No one wanted Sidmouth FolkWeek to fail. No one was waiting in the wings to swoop and take over. The truth is that after 3 years of being run by a team of volunteers (including your husband), the festival was many tens of thousands of pounds in the red. The current board stepped up to the plate and bailed out the festival, which at that point really WAS in danger of dying, managed to convert some loans from local councils to grants and reducing (yes, reducing) the standing debt to £60k - which the current 3 directors covered from their *own pockets*.

I personally took a pay cut of two-thirds from my previous position in order to come on board and work for the festival in 2009 (so you can chuck your conspiracy theories about how I was plotting to take over the festival right out the window - the sale of my house actually subsidised me working for Sidmouth in my first year). Our technical partners, Stage Electrics, also did their best to help us through a difficult financial year. But we changed a lot of how things had been run previously - developing programming, and most important putting much-needed budgetary controls in place. The upshot is that, in my first year of the festival (2009), we made a surplus revenue of £20k. In 2008 the festival had LOST £20k. Last year, 2010, we made a surplus of £30k. The debts (run up during your ex-husband's time) are being paid off, we have new partnerships with nationally significant venues to tour shows we are originating, and the future looks pretty good. But in these difficult financial times, nothing can be taken for granted, so anyone continuously slinging lies and willful misinformation at the festival could still cause it substantial harm....>>>>>>


Gordon put in far more than the rest of you lot put together, to save Sidmouth...and for that he was metaphorically stabbed in the back and his reputation was dragged through the mud by folks on here and folks who are connected to Bellowhead, and the person concerned is one of your friends, I believe you've told me before. (please note, no names have been mentioned here)

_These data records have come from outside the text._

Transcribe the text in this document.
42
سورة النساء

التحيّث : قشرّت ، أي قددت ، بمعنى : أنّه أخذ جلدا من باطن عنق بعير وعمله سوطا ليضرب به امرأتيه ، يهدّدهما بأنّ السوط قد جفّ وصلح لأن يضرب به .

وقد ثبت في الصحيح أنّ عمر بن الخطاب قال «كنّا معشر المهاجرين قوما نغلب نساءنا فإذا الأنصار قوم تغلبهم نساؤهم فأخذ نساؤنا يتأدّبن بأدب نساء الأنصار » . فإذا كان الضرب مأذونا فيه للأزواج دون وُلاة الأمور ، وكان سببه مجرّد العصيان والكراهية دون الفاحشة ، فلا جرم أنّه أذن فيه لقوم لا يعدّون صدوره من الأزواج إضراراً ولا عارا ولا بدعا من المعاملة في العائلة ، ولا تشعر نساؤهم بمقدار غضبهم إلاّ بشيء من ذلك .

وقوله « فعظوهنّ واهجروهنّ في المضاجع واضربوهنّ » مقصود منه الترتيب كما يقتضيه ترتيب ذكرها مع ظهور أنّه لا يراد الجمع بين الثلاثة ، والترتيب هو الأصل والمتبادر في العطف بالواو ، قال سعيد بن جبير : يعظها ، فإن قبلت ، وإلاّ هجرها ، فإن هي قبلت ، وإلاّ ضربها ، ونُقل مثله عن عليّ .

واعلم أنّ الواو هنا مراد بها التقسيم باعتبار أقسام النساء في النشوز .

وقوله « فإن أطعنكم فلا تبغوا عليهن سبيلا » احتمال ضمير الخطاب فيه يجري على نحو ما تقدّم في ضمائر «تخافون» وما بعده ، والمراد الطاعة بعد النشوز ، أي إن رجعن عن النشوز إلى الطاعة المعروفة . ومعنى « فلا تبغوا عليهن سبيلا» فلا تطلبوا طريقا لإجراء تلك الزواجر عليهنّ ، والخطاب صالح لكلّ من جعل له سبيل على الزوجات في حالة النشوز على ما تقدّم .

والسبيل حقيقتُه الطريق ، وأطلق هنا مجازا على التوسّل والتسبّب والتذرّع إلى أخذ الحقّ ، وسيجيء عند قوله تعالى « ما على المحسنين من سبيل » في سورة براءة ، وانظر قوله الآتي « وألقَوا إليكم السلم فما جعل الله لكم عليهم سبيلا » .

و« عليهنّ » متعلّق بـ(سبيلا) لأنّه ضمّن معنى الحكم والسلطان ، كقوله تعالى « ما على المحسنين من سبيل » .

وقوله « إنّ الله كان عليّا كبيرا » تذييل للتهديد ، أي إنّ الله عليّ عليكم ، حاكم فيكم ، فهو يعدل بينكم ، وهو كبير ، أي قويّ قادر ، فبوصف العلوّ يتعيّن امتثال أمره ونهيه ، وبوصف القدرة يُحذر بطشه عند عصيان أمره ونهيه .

ALL that I have said about some folks wanting the festival to be shut down completely, so the town would realise what they'd lost is absolutely true. There were plans afoot to do that...but others wanted to be sure that Sidmouth would be saved for generations to come...

And THEY are the people to thank for the festival you now have...because without them, Sidmouth may very well have died a horrible death, with the Town Council NOT allowing it to come back to the town. There was *always* that fear, that possiblity.

Thank you.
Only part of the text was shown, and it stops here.